A ces revenus directs venaient, selon l’entreprise, s’ajouter des retombées indirectes, notamment les salaires versés aux employés des sociétés minières ainsi que les achats réalisés auprès d’acteurs locaux. Orano estime que ces dépenses ont participé au développement économique de la région d’Agadez, cœur historique de l’industrie uranifère nigérienne.
Le groupe invoque également son engagement en faveur de l’Initiative pour la transparence dans les industries extractives (ITIE), qu’il dit soutenir depuis sa création, en 2003. Il affirme publier chaque année les montants correspondant à ses paiements liés aux activités extractives au Niger.
Depuis le coup d’Etat de juillet 2023, toutefois, le différend économique s’est progressivement transformé en confrontation juridique et politique. Les nouvelles autorités nigériennes ont engagé une politique de reprise en main du secteur minier, dans un contexte de rupture plus générale avec Paris. Orano considère, pour sa part, que plusieurs décisions prises depuis lors portent atteinte aux titres miniers qui lui avaient été accordés, aux accords conclus entre actionnaires ainsi qu’au cadre juridique applicable au Niger.

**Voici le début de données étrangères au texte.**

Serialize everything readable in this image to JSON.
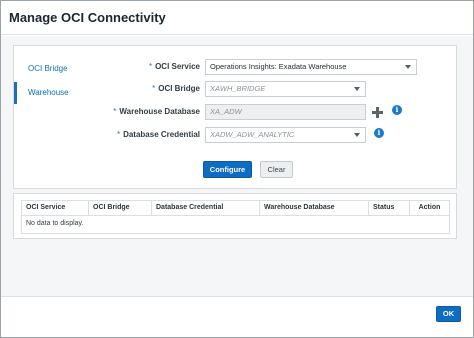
{
  "dialog": {
    "title": "Manage OCI Connectivity"
  },
  "nav": {
    "items": [
      {
        "label": "OCI Bridge"
      },
      {
        "label": "Warehouse"
      }
    ]
  },
  "form": {
    "required_mark": "*",
    "oci_service": {
      "label": "OCI Service",
      "value": "Operations Insights: Exadata Warehouse"
    },
    "oci_bridge": {
      "label": "OCI Bridge",
      "value": "XAWH_BRIDGE"
    },
    "warehouse_database": {
      "label": "Warehouse Database",
      "value": "XA_ADW"
    },
    "database_credential": {
      "label": "Database Credential",
      "value": "XADW_ADW_ANALYTIC"
    },
    "info_glyph": "i",
    "configure_label": "Configure",
    "clear_label": "Clear"
  },
  "table": {
    "columns": [
      "OCI Service",
      "OCI Bridge",
      "Database Credential",
      "Warehouse Database",
      "Status",
      "Action"
    ],
    "empty_text": "No data to display."
  },
  "footer": {
    "ok_label": "OK"
  },
  "colors": {
    "accent": "#0e6cc3",
    "info": "#1f78c8",
    "panel_bg": "#f5f6f7"
  },
  "icons": [
    "caret-down-icon",
    "plus-icon",
    "info-icon"
  ]
}
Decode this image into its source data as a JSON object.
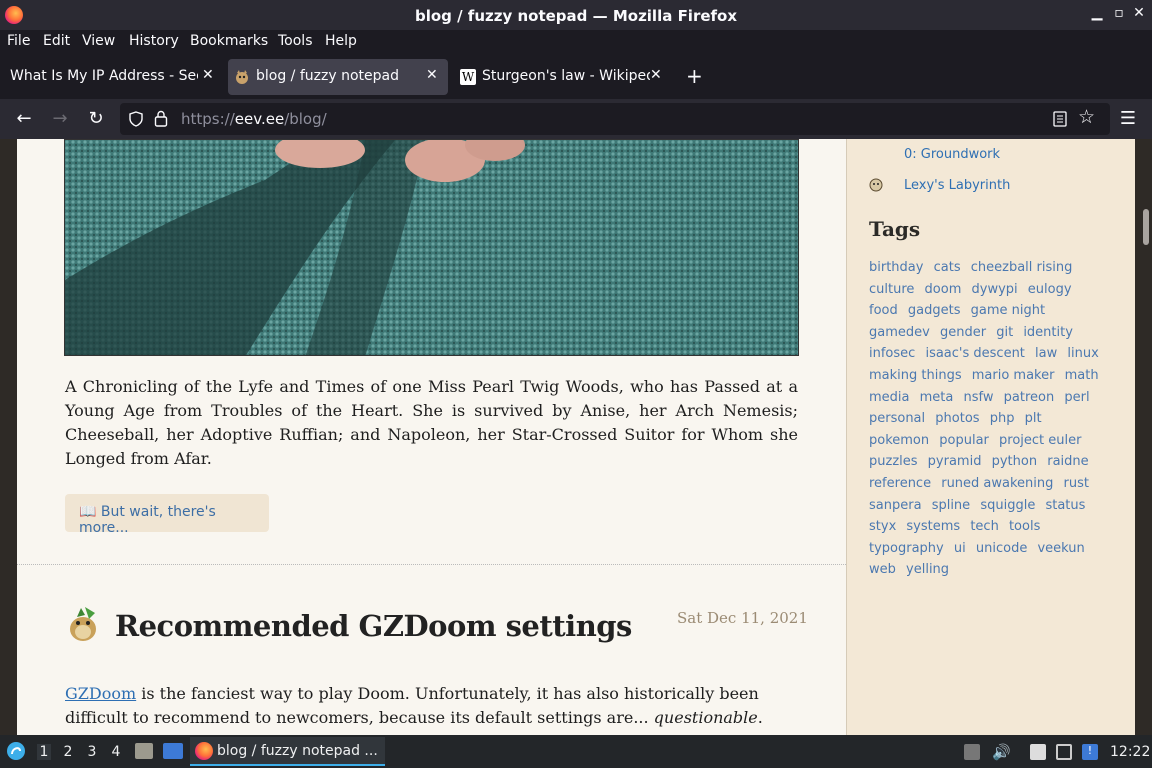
{
  "window": {
    "title": "blog / fuzzy notepad — Mozilla Firefox"
  },
  "menu": [
    "File",
    "Edit",
    "View",
    "History",
    "Bookmarks",
    "Tools",
    "Help"
  ],
  "tabs": [
    {
      "label": "What Is My IP Address - See",
      "active": false
    },
    {
      "label": "blog / fuzzy notepad",
      "active": true
    },
    {
      "label": "Sturgeon's law - Wikiped",
      "active": false
    }
  ],
  "urlbar": {
    "scheme": "https://",
    "host": "eev.ee",
    "path": "/blog/"
  },
  "article": {
    "paragraph": "A Chronicling of the Lyfe and Times of one Miss Pearl Twig Woods, who has Passed at a Young Age from Troubles of the Heart. She is survived by Anise, her Arch Nemesis; Cheeseball, her Adoptive Ruffian; and Napoleon, her Star-Crossed Suitor for Whom she Longed from Afar.",
    "more_button": "📖 But wait, there's more..."
  },
  "next_post": {
    "title": "Recommended GZDoom settings",
    "date": "Sat Dec 11, 2021",
    "link_text": "GZDoom",
    "line1": " is the fanciest way to play Doom. Unfortunately, it has also historically been",
    "line2": "difficult to recommend to newcomers, because its default settings are... ",
    "emph": "questionable",
    "end": "."
  },
  "sidebar": {
    "projects": [
      "0: Groundwork",
      "Lexy's Labyrinth"
    ],
    "tags_heading": "Tags",
    "tags": [
      "birthday",
      "cats",
      "cheezball rising",
      "culture",
      "doom",
      "dywypi",
      "eulogy",
      "food",
      "gadgets",
      "game night",
      "gamedev",
      "gender",
      "git",
      "identity",
      "infosec",
      "isaac's descent",
      "law",
      "linux",
      "making things",
      "mario maker",
      "math",
      "media",
      "meta",
      "nsfw",
      "patreon",
      "perl",
      "personal",
      "photos",
      "php",
      "plt",
      "pokemon",
      "popular",
      "project euler",
      "puzzles",
      "pyramid",
      "python",
      "raidne",
      "reference",
      "runed awakening",
      "rust",
      "sanpera",
      "spline",
      "squiggle",
      "status",
      "styx",
      "systems",
      "tech",
      "tools",
      "typography",
      "ui",
      "unicode",
      "veekun",
      "web",
      "yelling"
    ]
  },
  "taskbar": {
    "workspaces": [
      "1",
      "2",
      "3",
      "4"
    ],
    "task_label": "blog / fuzzy notepad ...",
    "clock": "12:22"
  }
}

L’entreprise affirme que ces mesures lui causent d’importants préjudices. Après plusieurs tentatives de règlement amiable qu’elle dit être restées sans réponse, elle indique avoir engagé plusieurs procédures d’arbitrage devant les juridictions internationales compétentes afin d’obtenir réparation.
Le groupe va plus loin en se réservant la possibilité d’engager d’autres actions, y compris pénales et à l’encontre de tiers, si des matières sur lesquelles il estime disposer de droits venaient à être préemptées ou utilisées en violation de ses droits d’enlèvement.
Derrière la bataille des chiffres et des contrats se joue ainsi un conflit plus profond sur le récit même de plusieurs décennies d’exploitation de l’uranium nigérien. D’un côté, le pouvoir du général Tiani inscrit la question minière dans une politique de souveraineté économique et de remise en cause des relations historiquement entretenues avec la France. De l’autre, Orano défend la légalité des accords qui encadraient ses activités et conteste l’idée selon laquelle le Niger aurait été privé de toute contrepartie économique.
Les déclarations du 27 juillet et la réponse de l’industriel français illustrent, une nouvelle fois, l’ampleur du fossé entre les deux parties. Au-delà de la controverse sur les relations avec la Russie, c’est désormais devant les instances internationales que pourrait se jouer une partie du contentieux opposant le Niger à l’un des acteurs historiques de son industrie de l’uranium.